Sunday, May 01, 2005

desk notes

HOO HAH! It's the online edition of HEADSUP-L, so bear with any technological disasters.

CUTLINE REVISIONISM: "Christian Orthodox worshippers pass candles around the tomb where Jesus Christ is traditionally believed to be buried in Jerusalem on Saturday" (7A Sunday). As a rule, folks who believe that this is where Jesus was buried also believe that it's where he got up a couple days later. "Is traditionally believed to have been buried" would have acknowledged that fairly significant element.

Now for some fine-tuning. For this sort of event, you need to identify the Church of the Holy Sepulchre by name. It's not the only such site; the Garden Tomb, just down Nablus Road from the Old City, is also claimed as the site of Jesus' tomb. And when you take a semantic shortcut, take the right one. We say "pass candles around the tomb," suggesting that the candles are circling the thing. The original said "pass candles TO fellow worshippers AROUND the tomb": The candles are being passed to people, and "around the tomb" is where the people are standing. The prepositional phrases aren't interchangeable. They rarely are.
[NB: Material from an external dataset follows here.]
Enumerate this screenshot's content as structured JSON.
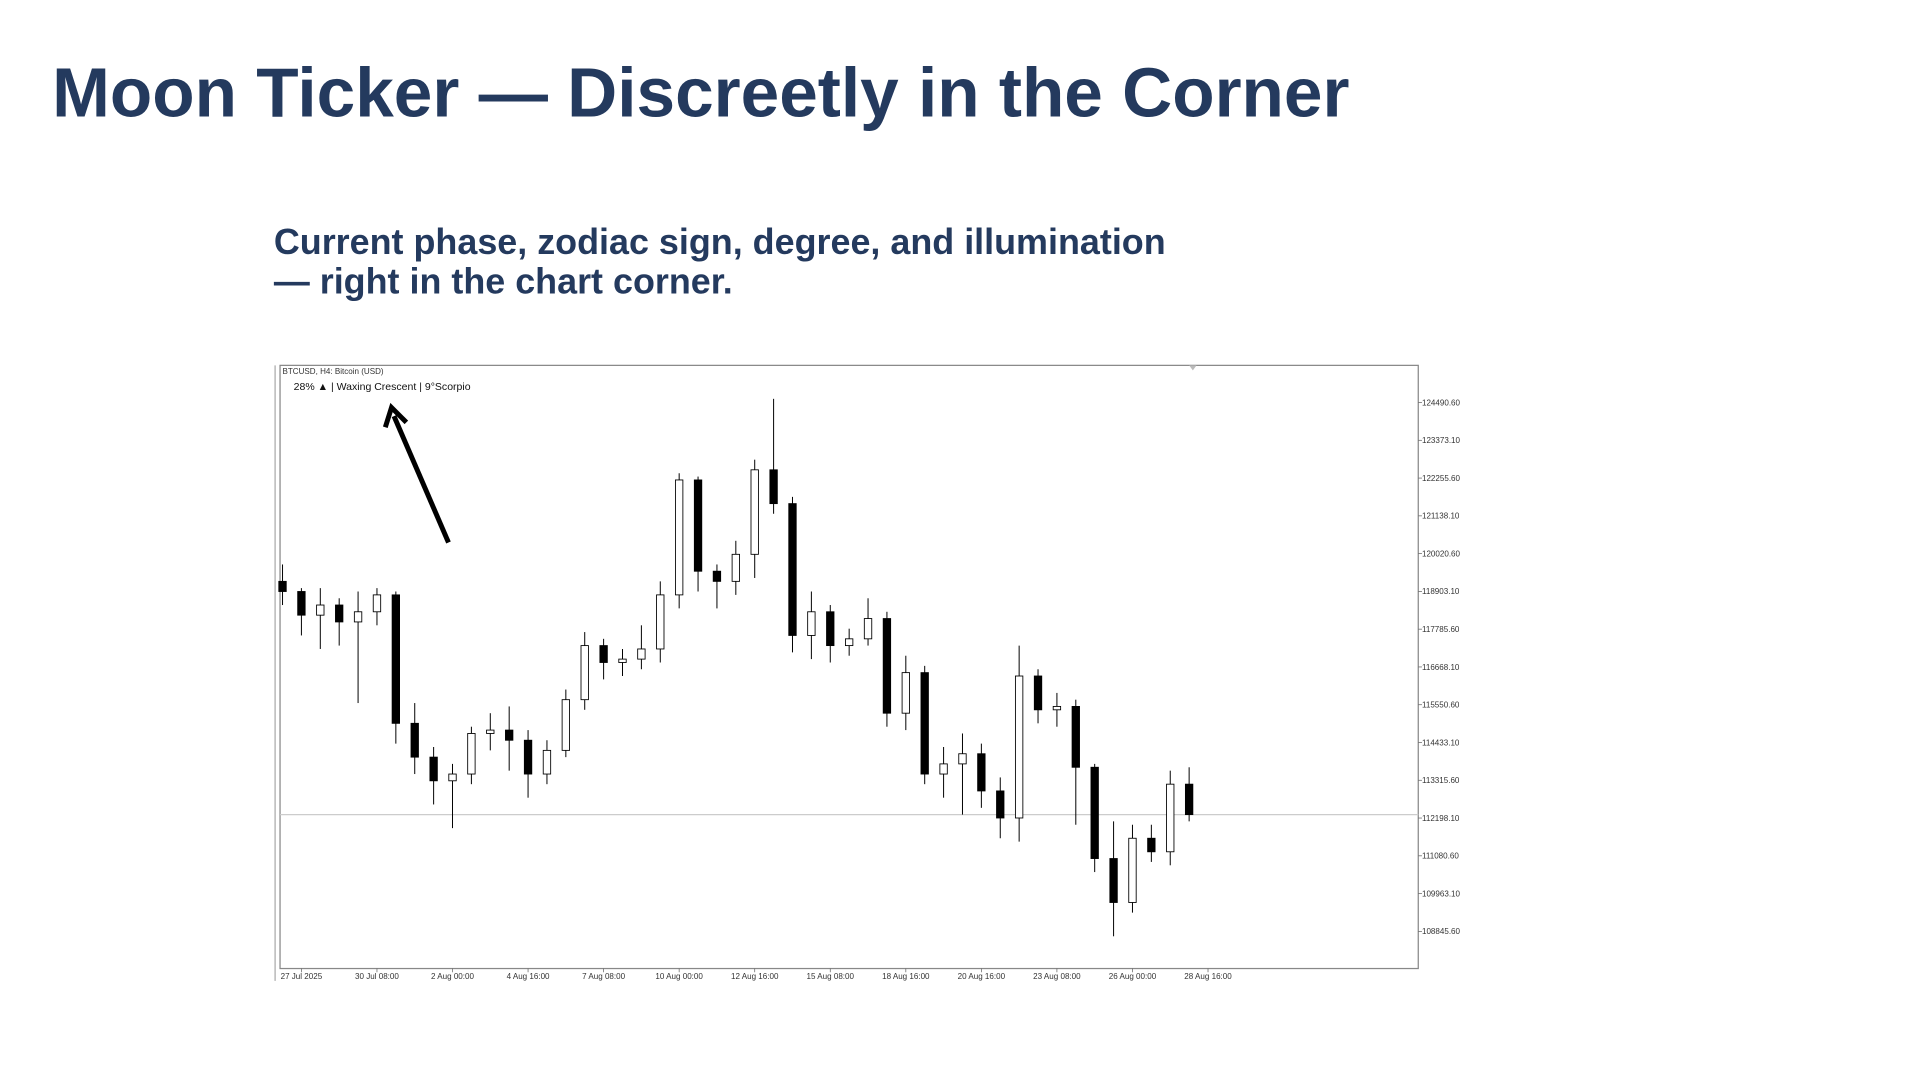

COLLECTIVE UNCONSCIOUS: The confusion over what to do with collective nouns is getting out of hand. The AP's entry has some good advice, but it leaves out the prime offenders here in collegetown, "faculty" and "staff," and misses a few other important points. So stick with these simple rules and you'll never go wrong.

Nouns that denote a unit -- the AP's examples include "class," "committee" and "crowd," but we can add "faculty" and "staff" -- are singular and take singular verbs, but like most singular nouns, they usually take a "determiner": an article or a demonstrative adjective, for example. The other main way for them to appear is as attributive modifiers with plural nouns. So with "faculty," there would be two equally correct forms:
The faculty was ranked fifth in the nation (singular noun, singular verb).
Faculty members were told they wouldn't get raises (noun modifying plural noun, with plural verb; you could also use "Members of the faculty were told ...").

Those are the only two correct ways to use "faculty." You can't say "Faculty is expected to administer grades that best reflect student performance" (5A April 22) or "Faculty are not expected to use the whole scale" (ibid, and whoever let those contradictory uses in consecutive paragraphs go by was either tossing coins or sleeping at the switch). And by all means don't do anything as bizarre as "Syrian military leave Lebanon" (1A Wednesday).

This one is going to take some work. Academics and administrators are notoriously bad writers, and we need to work extra hard to avoid sounding like our sources. But we have the justification of being, well, right.

Bottom line: When you see "faculty," "staff" or the like, it needs either a determiner and a singular verb:
The faculty approved the measure.
This committee is in the pay of Satan.
or a plural noun to govern a plural verb:
Members of the committee were executed at dawn.
Staff members took the money and burned the rezoning proposal anyway.
Any questions?

THE "THAT" ISSUE: In the ongoing campaign to stamp out robot writing and bad J105 habits, a few guidelines for when to use "that" after attribution.

You can almost always delete "that" when a simple independent clause follows "said." In "Norm Reubling, MO-X owner, said that he recognized those economic impacts" (1A Friday), the "that" can come out with no harm done.

You always need "that" when a subordinate or relative clause follows "said." HINT: Whenever you see "if," "when," "although" or the like, be sure there's a "that" introducing the next clause.
"He said if two students fail the same course taught by two different professors, one could fail whole the other student receives no grade" (5A April 22). Needs "that" before "if."

Always use "that" if a time element follows the verb of attribution. Always use "that" with verbs like "explain," "estimate," "point out" and the like. Yes, being a good editor requires that you be able to tell an independent clause from a subordinate clause. That's why you're here and not in the advertising sequence, right?

KEEP IT SIMPLE: Let's start reining in the epidemic of using "explained" as a verb of attribution. "Explained" is all right as a transitive verb: "More than 75 students participated, remaining silent even in their classes and handing out flyers that explained their silence" (7A Wednesday). But each of these examples would have been better with "said":
"He explained that if markets aren't found for dried milk, the U.S. government will use taxpayer dollars to buy it" (11A Sunday).
"She explained that belly dancing is an ancient dance about 'birth and life'" (April 25).
"She explained that some dangers to raptors include being hit by cars and losing their habitats" (April 25).
"He also explained that every time a weapon is fired, the officer must file a report" (April 26).

Questions, comments, offers of technical assistance? I'm going to try to put a picture up, so if the Kremlin explodes or something, you know why.

2 Comments:

Anonymous kirk a. said...

good luck on getting people to use the words "faculty" and "staff" correctly. i haven't given up, either, but it's maddening. where does shit like that get started?

10:20 AM, May 10, 2005  
Blogger fev said...

I'm still trying to figure out a way to measure how stuff like that gets into the system. I think part of it's the sound-like-your-sources syndrome, but I'm open to other theories.